EU introduces new ‘gluten-free’ regulations

Posted by Editorial on 23rd January 2009

New food labelling and composition rules aimed at helping people who are intolerant to gluten have been published by the European Union, with a tightening of legislation bringing their laws closer to that of Australia’s.

Under the new European Union regulations, only foods that contain less than 20 parts of gluten in a million will be allowed to use the term ‘gluten-free’ on their packaging. Recent evidence has shown that this extremely low level offers better protection for people with an intolerance to gluten, the EU stated. Previously, a food labelled ‘gluten free’ could have contained up to ten times more than this. In Australia, the Food Standards Code requires food that is claimed to be free from gluten to have no detectable gluten present and foods that claim to have a low gluten content to have less than 20 mg of gluten per 100 g of food (200 ppm – parts per million). Consequently, the previously ‘gluten free’ threshold in the EU was equivalent to the requirement for products proclaiming to have low gluten levels in Australia.

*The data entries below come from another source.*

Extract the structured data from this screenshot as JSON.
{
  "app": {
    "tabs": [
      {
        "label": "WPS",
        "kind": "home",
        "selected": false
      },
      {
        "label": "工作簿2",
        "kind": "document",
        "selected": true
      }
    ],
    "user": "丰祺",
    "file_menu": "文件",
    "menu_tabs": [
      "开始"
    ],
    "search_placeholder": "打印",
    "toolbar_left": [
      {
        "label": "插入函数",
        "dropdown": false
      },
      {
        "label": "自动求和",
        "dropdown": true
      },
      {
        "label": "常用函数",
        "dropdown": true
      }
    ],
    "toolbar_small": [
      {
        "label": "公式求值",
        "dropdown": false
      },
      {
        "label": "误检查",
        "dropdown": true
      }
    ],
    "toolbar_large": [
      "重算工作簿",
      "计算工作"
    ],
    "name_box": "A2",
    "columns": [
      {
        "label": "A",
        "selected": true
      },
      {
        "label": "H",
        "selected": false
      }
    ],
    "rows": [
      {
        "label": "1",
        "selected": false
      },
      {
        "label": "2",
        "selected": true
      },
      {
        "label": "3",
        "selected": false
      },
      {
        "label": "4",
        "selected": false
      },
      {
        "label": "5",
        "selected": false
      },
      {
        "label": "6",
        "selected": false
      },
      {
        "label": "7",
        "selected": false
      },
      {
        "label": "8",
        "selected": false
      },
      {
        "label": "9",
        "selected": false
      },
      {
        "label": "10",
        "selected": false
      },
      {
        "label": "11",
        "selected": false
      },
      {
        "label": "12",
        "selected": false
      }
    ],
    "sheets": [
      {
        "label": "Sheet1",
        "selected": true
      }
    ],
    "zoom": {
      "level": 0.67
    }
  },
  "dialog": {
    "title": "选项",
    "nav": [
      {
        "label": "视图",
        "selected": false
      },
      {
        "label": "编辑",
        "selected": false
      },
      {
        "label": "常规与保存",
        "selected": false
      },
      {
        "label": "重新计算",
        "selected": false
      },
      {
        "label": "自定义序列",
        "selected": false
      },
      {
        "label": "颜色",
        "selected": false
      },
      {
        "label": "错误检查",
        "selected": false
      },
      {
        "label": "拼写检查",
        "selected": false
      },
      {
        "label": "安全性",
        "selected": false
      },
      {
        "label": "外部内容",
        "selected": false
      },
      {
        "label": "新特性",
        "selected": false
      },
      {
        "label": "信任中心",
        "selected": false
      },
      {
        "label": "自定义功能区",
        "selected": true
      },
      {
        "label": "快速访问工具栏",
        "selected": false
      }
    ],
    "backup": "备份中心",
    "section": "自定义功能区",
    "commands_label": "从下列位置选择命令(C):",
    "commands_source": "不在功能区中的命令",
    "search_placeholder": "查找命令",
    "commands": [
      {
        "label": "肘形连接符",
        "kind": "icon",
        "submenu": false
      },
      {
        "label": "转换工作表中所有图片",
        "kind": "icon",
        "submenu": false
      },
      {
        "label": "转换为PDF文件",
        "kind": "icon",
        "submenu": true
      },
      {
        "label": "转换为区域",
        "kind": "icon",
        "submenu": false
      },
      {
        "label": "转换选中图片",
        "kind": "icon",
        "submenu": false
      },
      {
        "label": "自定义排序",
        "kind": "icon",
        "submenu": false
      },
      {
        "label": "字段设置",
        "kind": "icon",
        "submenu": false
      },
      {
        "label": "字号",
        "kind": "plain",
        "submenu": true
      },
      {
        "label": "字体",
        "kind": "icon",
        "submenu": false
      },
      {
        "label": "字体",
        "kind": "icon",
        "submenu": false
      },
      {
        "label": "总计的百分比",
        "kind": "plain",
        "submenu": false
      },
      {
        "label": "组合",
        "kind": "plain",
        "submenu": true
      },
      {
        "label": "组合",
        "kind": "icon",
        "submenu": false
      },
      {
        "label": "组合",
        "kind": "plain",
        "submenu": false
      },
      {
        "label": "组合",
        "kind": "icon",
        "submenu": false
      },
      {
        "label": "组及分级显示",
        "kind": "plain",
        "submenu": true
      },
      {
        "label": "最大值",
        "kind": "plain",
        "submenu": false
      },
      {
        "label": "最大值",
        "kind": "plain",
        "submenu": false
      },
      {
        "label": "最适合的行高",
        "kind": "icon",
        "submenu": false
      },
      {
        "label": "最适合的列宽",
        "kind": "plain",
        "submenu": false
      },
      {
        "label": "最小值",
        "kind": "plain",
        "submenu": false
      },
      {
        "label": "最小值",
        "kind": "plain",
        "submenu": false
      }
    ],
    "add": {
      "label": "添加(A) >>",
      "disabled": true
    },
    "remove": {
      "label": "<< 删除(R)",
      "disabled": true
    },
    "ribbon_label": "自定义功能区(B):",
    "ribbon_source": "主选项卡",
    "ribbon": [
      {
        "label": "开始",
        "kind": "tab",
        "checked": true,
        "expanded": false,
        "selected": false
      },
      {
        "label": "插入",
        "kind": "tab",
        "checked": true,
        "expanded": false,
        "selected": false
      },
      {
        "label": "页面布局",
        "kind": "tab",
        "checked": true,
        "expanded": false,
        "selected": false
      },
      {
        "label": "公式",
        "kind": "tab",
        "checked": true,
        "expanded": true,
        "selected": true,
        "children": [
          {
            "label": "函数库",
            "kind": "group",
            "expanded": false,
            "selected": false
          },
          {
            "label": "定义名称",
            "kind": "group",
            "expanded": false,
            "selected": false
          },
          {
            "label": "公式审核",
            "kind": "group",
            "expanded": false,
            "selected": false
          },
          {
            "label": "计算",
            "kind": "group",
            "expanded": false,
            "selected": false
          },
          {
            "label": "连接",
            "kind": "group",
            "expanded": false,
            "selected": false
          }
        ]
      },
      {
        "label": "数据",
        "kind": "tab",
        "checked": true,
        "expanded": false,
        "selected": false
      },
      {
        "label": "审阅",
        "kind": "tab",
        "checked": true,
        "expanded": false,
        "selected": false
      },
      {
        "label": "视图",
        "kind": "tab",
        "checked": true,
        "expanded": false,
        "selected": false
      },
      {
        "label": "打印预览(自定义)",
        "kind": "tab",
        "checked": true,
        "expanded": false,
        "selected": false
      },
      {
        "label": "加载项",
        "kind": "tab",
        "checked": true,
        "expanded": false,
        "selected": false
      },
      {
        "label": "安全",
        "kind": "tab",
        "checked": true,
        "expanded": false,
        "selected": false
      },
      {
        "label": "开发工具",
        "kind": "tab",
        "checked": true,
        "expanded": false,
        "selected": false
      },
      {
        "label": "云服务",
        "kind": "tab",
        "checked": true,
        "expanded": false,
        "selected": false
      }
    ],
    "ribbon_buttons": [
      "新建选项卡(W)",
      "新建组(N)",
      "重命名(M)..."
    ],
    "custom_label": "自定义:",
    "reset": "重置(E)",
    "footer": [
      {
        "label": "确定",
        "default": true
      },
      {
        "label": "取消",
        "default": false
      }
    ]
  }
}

In addition, some European foods made using cereals that have been specially processed to remove most of the gluten, but which contain less than 100 parts of gluten in a million, will be able to make the claim ‘very low gluten’ on the packaging. These include substitutes of certain staple foods such as bread.

“Around one per cent of people are intolerant to gluten, and packaging claims about gluten in foods are very important to these people. The number of products marketed to them is increasing rapidly,” Sue Hattersley, head of food allergy policy at the UK’s Food Standards Agency, said. “Without rules controlling the levels of gluten in them, the amounts of gluten could vary greatly, which could cause serious health problems.

Manufacturers can use the new labelling system immediately, but products do not have to comply with the new rules until 1 January 2012.